Sanders looked away for a moment. Take that, you self-righteous bastard, I thought. You’re not as smart as you think you are.

Just as I was ready to mock him openly, he turned back to me and said, “Yes, I think some of them might.”

I was aghast. Who would accept a job that, by definition, involved being killed? Wouldn’t that make it hard to cash the check? It would certainly bring an embarrassing halt to a career.

“I think some of them would consider it,” Sanders continued. “They wouldn't want to be the one killed. But if they had been out of work long enough, they might agree to be involved in it.”

After Sanders left, I found myself consumed with a curious dread. Would a hungry and penniless actor seriously contemplate accepting employment in a snuff film? I wanted to believe that nothing that nasty and amoral could ever happen in Chicago. It was just too hideous to be true.

I decided that the only way to rebuke Mr. Sanders' claims would be with hard evidence to the contrary. I would have to find out first hand, with investigative journalism of the most disturbing kind.

I began by creating a bogus audition notice, which I posted at various theaters and sent to that 976 casting hotline. The ad read as follows:

“Garage Productions seeks actors for their upcoming film, Dangerous Love. Some nudity. Excellent pay.
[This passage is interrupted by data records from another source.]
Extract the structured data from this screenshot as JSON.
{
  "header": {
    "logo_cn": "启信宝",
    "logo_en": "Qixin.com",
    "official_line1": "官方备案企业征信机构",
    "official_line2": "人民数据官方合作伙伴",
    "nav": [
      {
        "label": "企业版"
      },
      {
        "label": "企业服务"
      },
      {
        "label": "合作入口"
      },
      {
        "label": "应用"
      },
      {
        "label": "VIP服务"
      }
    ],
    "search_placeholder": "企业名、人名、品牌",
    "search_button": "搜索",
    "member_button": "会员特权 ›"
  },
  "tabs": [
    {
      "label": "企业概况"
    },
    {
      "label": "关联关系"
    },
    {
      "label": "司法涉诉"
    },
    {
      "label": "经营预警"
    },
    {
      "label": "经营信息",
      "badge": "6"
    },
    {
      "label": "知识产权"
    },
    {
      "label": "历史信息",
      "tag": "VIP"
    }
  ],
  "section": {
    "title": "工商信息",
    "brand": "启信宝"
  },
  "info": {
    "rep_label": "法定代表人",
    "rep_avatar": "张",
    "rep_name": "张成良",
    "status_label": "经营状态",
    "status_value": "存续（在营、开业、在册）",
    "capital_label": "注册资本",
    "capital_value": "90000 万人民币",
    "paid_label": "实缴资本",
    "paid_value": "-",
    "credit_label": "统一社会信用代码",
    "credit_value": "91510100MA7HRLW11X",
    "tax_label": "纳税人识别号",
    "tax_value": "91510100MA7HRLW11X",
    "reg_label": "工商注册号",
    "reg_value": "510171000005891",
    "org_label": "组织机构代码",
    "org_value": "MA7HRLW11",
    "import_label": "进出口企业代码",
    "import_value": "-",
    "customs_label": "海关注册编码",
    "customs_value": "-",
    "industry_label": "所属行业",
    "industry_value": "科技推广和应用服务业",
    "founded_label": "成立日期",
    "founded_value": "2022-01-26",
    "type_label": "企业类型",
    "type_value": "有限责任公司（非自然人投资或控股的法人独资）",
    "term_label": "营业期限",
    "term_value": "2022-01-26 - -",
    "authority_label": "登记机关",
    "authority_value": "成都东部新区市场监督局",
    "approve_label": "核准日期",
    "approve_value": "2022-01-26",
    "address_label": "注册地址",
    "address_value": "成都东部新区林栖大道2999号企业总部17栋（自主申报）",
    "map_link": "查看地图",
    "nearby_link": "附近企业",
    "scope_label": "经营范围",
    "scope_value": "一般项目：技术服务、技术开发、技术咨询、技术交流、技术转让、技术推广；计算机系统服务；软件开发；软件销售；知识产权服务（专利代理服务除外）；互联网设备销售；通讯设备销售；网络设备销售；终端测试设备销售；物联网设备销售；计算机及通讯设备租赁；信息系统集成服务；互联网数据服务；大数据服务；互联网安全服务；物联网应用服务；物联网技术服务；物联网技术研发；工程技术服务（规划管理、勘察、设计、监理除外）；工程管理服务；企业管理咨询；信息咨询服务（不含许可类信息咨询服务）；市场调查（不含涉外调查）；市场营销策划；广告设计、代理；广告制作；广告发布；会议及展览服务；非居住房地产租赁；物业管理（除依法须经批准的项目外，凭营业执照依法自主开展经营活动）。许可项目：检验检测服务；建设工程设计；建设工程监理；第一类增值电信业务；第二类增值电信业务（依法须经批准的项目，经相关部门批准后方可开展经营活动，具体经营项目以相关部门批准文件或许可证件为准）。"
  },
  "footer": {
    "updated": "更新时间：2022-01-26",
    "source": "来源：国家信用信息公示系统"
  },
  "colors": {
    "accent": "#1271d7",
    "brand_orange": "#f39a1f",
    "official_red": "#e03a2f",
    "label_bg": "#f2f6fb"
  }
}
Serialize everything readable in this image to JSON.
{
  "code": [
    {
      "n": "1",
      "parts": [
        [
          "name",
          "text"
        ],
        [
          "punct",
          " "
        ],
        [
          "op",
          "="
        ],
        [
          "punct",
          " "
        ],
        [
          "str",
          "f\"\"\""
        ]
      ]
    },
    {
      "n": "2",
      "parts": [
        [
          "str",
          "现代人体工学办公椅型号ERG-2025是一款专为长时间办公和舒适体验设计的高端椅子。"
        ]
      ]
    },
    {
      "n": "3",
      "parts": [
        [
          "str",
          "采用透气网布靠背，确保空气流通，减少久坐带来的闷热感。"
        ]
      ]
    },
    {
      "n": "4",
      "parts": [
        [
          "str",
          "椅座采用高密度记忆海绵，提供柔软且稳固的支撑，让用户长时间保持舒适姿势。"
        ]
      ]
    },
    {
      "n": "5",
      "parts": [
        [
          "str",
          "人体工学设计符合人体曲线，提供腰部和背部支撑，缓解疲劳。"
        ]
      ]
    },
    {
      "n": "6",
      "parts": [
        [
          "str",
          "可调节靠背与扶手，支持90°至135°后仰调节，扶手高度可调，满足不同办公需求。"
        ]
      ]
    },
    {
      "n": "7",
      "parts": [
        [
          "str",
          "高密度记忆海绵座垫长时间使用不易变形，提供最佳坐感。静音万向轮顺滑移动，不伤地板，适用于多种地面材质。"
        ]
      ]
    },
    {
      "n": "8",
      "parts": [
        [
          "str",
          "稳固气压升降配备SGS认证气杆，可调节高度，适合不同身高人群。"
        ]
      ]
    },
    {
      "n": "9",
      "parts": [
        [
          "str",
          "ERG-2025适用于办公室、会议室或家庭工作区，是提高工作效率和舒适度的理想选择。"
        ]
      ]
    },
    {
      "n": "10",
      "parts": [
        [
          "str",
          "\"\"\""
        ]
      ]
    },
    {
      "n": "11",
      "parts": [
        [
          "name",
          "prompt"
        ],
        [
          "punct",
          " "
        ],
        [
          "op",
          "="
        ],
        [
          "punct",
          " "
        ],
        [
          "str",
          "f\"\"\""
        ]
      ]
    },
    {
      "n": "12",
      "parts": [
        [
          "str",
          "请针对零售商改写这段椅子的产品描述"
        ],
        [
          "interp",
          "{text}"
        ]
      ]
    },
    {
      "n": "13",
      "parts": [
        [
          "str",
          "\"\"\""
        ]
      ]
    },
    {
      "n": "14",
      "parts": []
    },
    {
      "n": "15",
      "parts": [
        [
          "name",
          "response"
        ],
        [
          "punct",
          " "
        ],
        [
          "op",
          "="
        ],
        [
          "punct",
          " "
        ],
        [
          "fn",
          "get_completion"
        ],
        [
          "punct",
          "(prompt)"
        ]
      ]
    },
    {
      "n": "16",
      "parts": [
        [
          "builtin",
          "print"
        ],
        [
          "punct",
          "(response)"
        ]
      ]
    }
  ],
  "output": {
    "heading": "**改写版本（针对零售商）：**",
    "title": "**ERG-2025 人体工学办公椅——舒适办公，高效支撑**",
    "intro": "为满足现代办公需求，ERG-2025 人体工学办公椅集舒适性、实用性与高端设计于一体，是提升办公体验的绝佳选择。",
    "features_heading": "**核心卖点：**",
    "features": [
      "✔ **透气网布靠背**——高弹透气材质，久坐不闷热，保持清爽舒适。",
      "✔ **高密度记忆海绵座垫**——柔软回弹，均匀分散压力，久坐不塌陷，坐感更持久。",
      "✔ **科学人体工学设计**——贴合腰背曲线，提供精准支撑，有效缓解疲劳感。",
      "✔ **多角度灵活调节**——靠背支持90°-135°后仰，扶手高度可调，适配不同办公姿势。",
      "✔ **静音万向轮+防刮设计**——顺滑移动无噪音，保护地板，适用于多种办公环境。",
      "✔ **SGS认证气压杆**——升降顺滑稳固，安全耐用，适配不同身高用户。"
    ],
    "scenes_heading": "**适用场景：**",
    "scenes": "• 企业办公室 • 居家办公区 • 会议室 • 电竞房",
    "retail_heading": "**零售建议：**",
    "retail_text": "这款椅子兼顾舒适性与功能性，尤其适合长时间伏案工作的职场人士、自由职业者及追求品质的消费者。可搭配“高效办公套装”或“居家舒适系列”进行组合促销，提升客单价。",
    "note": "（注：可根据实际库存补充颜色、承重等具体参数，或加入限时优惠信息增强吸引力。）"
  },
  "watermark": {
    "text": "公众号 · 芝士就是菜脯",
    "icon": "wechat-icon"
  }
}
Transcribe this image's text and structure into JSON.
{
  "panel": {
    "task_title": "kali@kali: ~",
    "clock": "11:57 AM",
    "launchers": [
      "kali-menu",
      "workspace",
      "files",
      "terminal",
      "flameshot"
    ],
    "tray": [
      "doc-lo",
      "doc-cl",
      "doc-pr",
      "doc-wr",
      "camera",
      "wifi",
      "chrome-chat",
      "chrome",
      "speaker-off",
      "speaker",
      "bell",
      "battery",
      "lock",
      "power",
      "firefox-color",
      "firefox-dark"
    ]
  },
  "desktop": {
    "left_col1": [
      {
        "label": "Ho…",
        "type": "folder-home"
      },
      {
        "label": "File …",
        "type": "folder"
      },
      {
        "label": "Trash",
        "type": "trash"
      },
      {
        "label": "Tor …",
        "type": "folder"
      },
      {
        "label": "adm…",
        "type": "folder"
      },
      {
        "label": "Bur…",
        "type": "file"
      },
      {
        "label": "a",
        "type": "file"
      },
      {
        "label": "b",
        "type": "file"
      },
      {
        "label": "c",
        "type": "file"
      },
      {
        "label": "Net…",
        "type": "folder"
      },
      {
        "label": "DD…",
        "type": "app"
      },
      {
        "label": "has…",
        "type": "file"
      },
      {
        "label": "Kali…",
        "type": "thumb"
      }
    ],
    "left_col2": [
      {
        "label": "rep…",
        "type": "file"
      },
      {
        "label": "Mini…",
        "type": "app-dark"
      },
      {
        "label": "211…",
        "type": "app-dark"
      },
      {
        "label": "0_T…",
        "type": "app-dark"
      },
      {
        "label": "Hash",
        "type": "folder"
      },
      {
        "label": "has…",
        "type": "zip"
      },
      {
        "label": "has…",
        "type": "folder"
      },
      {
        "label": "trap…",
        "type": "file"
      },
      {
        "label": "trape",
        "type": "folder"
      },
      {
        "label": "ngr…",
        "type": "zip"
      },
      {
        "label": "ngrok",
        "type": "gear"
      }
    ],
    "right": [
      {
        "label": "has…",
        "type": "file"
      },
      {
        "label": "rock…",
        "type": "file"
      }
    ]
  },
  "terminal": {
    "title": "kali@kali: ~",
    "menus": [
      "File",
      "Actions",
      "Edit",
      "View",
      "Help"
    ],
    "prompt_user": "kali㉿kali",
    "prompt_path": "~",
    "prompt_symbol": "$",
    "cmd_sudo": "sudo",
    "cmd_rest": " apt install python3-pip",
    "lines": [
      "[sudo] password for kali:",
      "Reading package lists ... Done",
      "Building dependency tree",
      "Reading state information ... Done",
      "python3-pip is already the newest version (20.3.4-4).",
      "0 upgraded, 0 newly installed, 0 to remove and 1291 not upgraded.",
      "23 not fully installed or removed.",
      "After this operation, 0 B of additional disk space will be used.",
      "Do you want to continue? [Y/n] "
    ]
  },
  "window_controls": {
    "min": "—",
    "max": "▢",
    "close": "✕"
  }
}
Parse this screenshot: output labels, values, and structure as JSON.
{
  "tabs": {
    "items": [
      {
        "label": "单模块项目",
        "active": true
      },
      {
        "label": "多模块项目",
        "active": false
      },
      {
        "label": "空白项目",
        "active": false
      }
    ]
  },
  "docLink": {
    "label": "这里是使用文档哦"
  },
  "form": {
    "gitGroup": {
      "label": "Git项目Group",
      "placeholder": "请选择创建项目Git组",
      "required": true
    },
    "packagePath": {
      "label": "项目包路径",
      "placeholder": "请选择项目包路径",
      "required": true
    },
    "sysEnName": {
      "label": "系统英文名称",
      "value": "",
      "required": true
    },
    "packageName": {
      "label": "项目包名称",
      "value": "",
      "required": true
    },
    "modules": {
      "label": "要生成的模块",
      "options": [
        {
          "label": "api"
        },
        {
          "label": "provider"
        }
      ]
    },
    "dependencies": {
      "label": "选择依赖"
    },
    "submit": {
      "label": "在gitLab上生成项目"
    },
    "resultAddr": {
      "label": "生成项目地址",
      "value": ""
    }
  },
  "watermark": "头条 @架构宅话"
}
Call (312) 871- **** and ask for Eric.”

Within twenty-four hours I got my first rush of phone calls. As I soon discovered, subtly informing someone that they will be auditioning for a snuff film is no easy task. Thankfully, most called my bluff, and a few of them threatened to report me to the authorities (causing me to quickly let them in on the joke and hope for the best). But, much to my alarm, I did manage to catch a few suckers who not only believed me, but actually seemed... interested.

SUCKER NUMBER ONE

WOMAN: Hello. I’m calling about the auditions.

ME: For Dangerous Love?

WOMAN: Yes. Can I ask what the pay is?

ME: We haven’t arrived at an exact figure yet, but it should be in the five figures.

WOMAN: Really?

ME: Of course, you understand that there will be some nudity involved.

WOMAN: I’m fine with that.

ME: That’s great. May I ask, have you ever acted in adult videos before?

WOMAN: Excuse me?

ME: Never mind. Just a formality question. Now then, when can we set up an audition?

WOMAN: Uh…

ME: Is something wrong?

WOMAN: Is this going to be an adult video?

ME: No, no, not at all. (Pause.) Well, not in so many words.

WOMAN: I’m sorry, I’m confused.

ME: We don’t consider what we do pornography. It’s more… a commentary on pornography.

WOMAN: A commentary?

ME: You know. A reaction. A dialectic observation.

WOMAN: You mean parody?

ME: Um.. yeah, sure, that works.

WOMAN: I can do that. I took classes at Second City.

ME: That’s great! Tell me, are you religious?

WOMAN: Uh…

ME: What are your feelings about death?